The Bill seeks to provide Indian citizenship to non-Muslims from Bangladesh, Pakistan and Afghanistan.
The decision followed an AGP delegation's meeting with Union Home Minister Rajnath Singh in New Delhi, who asserted that the government will ensure its passage in Lok Sabha Tuesday, Bora said.
"We made a last ditch attempt today to convince the Centre not to pass the Bill.
But Singh told us clearly that it will be passed in Lok Sabha tomorrow. After this, there is no question of remaining in the alliance," Bora said in New Delhi after meeting the home minister.
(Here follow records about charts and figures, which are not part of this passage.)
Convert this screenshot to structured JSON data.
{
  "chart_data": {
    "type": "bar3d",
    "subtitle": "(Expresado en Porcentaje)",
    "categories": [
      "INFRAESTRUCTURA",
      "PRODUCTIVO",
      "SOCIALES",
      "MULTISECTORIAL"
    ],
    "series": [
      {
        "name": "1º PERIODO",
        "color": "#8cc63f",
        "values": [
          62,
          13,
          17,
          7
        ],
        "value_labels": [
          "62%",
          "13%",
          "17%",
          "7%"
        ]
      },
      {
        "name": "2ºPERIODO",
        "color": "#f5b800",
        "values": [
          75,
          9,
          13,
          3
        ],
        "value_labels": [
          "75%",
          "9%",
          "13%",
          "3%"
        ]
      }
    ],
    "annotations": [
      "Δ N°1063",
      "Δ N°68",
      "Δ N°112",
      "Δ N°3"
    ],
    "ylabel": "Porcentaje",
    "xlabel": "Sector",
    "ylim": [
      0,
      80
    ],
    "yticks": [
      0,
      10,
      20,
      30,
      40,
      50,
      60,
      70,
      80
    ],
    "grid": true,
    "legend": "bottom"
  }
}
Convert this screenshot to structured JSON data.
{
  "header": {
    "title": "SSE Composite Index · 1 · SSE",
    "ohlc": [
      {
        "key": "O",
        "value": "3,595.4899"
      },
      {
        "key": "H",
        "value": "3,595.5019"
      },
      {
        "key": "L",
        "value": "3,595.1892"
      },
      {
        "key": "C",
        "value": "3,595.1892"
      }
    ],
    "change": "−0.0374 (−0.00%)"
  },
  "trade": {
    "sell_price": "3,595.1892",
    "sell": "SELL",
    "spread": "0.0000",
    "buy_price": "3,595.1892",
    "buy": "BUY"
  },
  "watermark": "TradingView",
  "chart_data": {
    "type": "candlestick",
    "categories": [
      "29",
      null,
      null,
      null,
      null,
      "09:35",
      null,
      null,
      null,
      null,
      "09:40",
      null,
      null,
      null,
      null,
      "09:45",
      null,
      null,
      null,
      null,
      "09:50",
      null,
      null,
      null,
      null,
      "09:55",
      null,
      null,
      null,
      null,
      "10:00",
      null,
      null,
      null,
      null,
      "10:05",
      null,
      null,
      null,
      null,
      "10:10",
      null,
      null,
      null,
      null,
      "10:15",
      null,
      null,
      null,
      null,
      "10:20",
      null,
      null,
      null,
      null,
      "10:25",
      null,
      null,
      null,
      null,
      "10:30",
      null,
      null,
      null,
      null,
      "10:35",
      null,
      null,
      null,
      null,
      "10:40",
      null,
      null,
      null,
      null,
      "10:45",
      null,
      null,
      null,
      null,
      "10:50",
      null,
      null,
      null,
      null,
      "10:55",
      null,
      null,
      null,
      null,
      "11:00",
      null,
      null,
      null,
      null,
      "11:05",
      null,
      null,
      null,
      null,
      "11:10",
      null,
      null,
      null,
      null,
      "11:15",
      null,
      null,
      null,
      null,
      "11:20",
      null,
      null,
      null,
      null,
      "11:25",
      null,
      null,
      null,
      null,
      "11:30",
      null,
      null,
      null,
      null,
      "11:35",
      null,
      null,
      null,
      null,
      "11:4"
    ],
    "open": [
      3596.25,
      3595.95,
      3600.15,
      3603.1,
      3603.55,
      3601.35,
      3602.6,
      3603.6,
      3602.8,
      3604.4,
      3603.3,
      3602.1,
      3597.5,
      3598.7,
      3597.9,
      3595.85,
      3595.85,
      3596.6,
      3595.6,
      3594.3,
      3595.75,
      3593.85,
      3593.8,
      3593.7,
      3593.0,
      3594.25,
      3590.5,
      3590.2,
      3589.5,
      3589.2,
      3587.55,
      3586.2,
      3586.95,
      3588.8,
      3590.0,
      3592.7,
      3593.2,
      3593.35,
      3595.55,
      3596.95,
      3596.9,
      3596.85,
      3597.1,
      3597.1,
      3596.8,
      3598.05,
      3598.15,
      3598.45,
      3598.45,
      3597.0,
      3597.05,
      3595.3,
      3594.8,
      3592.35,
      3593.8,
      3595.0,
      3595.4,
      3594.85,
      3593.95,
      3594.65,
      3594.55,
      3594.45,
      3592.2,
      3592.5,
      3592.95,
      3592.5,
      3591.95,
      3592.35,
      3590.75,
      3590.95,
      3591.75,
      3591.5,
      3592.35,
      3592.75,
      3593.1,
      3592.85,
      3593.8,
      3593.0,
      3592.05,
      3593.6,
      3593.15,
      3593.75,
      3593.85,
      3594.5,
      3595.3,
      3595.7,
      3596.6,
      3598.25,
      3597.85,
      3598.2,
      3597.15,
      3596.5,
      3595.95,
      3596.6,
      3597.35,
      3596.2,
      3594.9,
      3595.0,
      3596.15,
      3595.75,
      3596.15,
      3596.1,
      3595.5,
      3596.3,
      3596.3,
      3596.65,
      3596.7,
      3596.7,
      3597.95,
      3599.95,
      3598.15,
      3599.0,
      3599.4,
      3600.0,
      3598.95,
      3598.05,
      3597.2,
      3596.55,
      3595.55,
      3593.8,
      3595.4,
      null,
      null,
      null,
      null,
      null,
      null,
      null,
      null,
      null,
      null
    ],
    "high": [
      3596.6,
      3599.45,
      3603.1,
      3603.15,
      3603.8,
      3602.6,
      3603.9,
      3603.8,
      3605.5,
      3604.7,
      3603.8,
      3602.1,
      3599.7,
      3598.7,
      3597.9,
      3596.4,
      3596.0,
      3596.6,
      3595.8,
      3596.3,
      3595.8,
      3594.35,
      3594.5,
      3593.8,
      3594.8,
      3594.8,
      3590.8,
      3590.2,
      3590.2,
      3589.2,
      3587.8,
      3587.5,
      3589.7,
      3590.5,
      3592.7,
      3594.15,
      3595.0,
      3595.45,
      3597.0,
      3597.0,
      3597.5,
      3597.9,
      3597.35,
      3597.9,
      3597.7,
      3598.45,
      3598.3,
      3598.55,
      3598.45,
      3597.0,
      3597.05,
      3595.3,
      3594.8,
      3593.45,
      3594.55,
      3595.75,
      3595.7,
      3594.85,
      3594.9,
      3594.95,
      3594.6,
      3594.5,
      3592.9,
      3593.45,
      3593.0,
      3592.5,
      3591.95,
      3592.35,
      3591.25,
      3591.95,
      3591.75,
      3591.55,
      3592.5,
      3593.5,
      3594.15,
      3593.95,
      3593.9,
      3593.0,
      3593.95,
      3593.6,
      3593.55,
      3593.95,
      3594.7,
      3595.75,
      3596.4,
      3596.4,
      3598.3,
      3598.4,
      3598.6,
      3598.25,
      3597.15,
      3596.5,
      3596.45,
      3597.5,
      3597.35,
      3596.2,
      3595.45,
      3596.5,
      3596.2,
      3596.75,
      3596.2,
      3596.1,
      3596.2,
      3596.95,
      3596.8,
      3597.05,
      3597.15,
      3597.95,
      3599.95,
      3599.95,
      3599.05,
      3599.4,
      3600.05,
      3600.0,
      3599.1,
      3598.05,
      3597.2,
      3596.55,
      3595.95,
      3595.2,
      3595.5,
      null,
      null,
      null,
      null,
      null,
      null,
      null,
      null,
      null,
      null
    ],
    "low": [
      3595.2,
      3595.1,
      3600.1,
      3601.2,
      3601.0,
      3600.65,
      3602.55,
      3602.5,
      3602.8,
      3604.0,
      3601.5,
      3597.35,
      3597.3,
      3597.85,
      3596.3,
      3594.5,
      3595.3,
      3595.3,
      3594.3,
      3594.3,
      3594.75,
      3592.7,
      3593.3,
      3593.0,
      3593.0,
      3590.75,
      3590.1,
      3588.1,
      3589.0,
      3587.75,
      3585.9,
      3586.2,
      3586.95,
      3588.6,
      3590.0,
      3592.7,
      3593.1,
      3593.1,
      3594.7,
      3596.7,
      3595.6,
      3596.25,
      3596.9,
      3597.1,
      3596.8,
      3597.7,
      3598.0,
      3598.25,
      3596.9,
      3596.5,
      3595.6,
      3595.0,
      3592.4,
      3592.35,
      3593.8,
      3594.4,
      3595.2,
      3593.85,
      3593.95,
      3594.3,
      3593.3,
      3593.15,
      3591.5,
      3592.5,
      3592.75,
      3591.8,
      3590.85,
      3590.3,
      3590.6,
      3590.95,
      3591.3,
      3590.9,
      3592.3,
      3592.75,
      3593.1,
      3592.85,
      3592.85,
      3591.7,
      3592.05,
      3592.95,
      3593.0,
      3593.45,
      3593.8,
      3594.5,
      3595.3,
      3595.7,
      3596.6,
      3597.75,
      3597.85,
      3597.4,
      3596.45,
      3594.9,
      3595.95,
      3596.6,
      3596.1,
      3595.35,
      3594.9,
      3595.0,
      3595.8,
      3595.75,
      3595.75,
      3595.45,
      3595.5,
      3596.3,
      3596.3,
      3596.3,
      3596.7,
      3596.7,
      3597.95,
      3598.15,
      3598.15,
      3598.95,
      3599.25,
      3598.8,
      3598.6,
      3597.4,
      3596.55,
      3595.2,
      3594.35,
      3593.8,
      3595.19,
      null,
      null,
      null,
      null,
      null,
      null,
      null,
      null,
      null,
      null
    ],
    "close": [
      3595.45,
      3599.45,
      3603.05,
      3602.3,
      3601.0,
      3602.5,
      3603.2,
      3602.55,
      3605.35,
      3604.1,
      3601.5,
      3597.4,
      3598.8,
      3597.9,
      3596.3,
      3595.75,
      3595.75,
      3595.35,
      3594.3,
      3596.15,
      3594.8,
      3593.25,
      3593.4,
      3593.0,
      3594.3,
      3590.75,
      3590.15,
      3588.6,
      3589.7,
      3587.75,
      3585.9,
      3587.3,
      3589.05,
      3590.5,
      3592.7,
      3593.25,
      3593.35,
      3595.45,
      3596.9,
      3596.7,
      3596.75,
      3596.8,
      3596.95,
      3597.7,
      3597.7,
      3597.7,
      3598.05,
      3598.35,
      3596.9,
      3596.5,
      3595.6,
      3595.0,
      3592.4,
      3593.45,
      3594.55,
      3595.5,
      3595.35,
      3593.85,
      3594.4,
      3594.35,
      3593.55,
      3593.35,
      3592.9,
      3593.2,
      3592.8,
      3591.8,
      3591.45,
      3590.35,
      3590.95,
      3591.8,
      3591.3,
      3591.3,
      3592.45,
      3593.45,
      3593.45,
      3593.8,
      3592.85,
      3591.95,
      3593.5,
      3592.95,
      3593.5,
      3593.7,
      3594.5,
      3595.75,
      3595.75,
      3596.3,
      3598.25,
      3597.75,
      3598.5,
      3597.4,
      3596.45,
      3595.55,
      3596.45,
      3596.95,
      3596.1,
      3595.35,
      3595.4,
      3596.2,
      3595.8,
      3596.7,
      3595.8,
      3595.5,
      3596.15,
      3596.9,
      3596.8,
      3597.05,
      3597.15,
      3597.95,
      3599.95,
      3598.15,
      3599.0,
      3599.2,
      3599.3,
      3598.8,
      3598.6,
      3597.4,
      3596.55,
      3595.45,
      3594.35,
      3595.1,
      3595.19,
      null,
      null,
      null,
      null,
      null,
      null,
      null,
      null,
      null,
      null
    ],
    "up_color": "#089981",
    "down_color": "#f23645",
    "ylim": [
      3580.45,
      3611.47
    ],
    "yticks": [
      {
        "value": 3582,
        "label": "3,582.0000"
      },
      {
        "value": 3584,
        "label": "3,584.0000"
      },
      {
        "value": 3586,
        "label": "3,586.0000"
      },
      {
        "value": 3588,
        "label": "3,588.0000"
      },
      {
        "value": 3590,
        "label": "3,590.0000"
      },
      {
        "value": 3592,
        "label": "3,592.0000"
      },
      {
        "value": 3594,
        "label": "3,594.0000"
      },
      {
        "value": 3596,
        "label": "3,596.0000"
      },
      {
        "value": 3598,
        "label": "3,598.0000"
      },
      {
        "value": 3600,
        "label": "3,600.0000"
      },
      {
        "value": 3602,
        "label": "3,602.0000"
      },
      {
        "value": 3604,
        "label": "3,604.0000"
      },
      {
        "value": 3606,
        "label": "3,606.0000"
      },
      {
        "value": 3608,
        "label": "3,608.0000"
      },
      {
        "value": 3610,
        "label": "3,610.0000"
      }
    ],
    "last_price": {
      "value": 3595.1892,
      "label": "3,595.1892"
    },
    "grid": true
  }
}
The announcement followed AGP leader and former chief minister Prafulla Kumar Mahanta's statement here that the party would withdraw support to the government in the state if the Citizenship (Amendment) Bill, 2016 in passed by Lok Sabha.
The bill seeks to amend Citizenship Act 1955 to grant Indian nationality to people from minority communities -- Hindus, Sikhs, Buddhists, Jains, Parsis and Christians -- from Afghanistan, Bangladesh and Pakistan after six years of residence in India instead of 12 even if they don't possess any proper document.
The Bill has been opposed by a large section of people and organisations in the Northeast.
The Congress, Trinamool Congress, CPI (M) and a few other parties have been steadfastly opposing the bill claiming that citizenship can't be given on the basis of religion and that it is unconstitutional.